Diabetologie ist mittlerweile in der Fachsprache ein Sammelbegriff für alle möglichen Störungen des Stoffwechsels, deren Leitbefund eine Überzuckerung des Blutes (Hyperglykämie) ist. Die Ursache hierfür ist entweder ein Insulinmangel des Patienten oder eine Insulinunempfindlichkeit (Insulinresistenz). Die Diabetologie unterscheidet daher je nach Ursache verschiedene Diabetestypen, die jedoch durchaus auch Gemeinsamkeiten aufweisen.
Der Verdauungsapparat des Menschen wandelt die in der Nahrung befindlichen Kohlenhydrate, die zum Beispiel Zucker, Brot und anderen Getreideprodukten enthalten sind, zu Glukose (Traubenzucker) um.
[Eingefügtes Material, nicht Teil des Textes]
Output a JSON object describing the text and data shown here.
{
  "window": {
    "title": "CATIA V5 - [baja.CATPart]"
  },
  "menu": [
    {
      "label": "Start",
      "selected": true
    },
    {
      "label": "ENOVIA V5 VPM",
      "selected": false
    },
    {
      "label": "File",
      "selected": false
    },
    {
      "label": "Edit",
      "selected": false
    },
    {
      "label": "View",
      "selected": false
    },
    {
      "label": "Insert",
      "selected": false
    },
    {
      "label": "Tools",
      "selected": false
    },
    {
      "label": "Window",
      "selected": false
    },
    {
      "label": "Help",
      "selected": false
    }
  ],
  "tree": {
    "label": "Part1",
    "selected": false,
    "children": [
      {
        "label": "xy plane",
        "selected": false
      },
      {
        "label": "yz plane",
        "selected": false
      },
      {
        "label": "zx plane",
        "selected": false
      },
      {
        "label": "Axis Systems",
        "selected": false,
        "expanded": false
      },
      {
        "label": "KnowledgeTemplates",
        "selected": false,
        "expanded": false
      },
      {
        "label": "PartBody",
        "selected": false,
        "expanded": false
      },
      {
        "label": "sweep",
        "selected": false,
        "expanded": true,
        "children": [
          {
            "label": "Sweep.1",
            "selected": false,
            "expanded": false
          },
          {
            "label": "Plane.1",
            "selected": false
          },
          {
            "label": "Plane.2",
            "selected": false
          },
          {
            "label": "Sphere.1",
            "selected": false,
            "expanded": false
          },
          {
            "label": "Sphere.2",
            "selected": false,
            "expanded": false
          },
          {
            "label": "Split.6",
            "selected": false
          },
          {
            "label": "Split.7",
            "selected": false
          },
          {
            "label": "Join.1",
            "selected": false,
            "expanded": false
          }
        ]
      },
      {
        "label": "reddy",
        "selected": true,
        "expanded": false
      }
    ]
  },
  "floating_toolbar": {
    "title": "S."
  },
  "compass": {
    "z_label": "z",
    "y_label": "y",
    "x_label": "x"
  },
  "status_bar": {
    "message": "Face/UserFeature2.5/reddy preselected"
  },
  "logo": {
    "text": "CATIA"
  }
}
Über die Darmwand werden diese Glucose in das Blut übertragen und dann im gesamten Körper verteilt.
Die Bauchspeicheldrüse erzeugt Insulin. Das Hormon Insulin steigert bei Muskel- und Fettzellen die Durchlässigkeit der Zellmembranen für Glukose. In den Zellen werden schließlich die Glukose zur Energiegewinnung verbrannt. Insulin bewirkt auch die Glukoseaufnahme in die Leberzellen, die sie in Form von Glykogen speichern. Der Blutzuckerspiegel steigt in der Verdauungsphase an und wird darauf bis zu zwei Stunden nach der letzten Nahrungsaufnahme einigermaßen konstant gehalten. Selbst in langen Phasen ohne Nahrungsaufnahme kann der Blutzuckerspiegel auf normalem Niveau verbleiben. Dafür sorgt vor allem die Leber.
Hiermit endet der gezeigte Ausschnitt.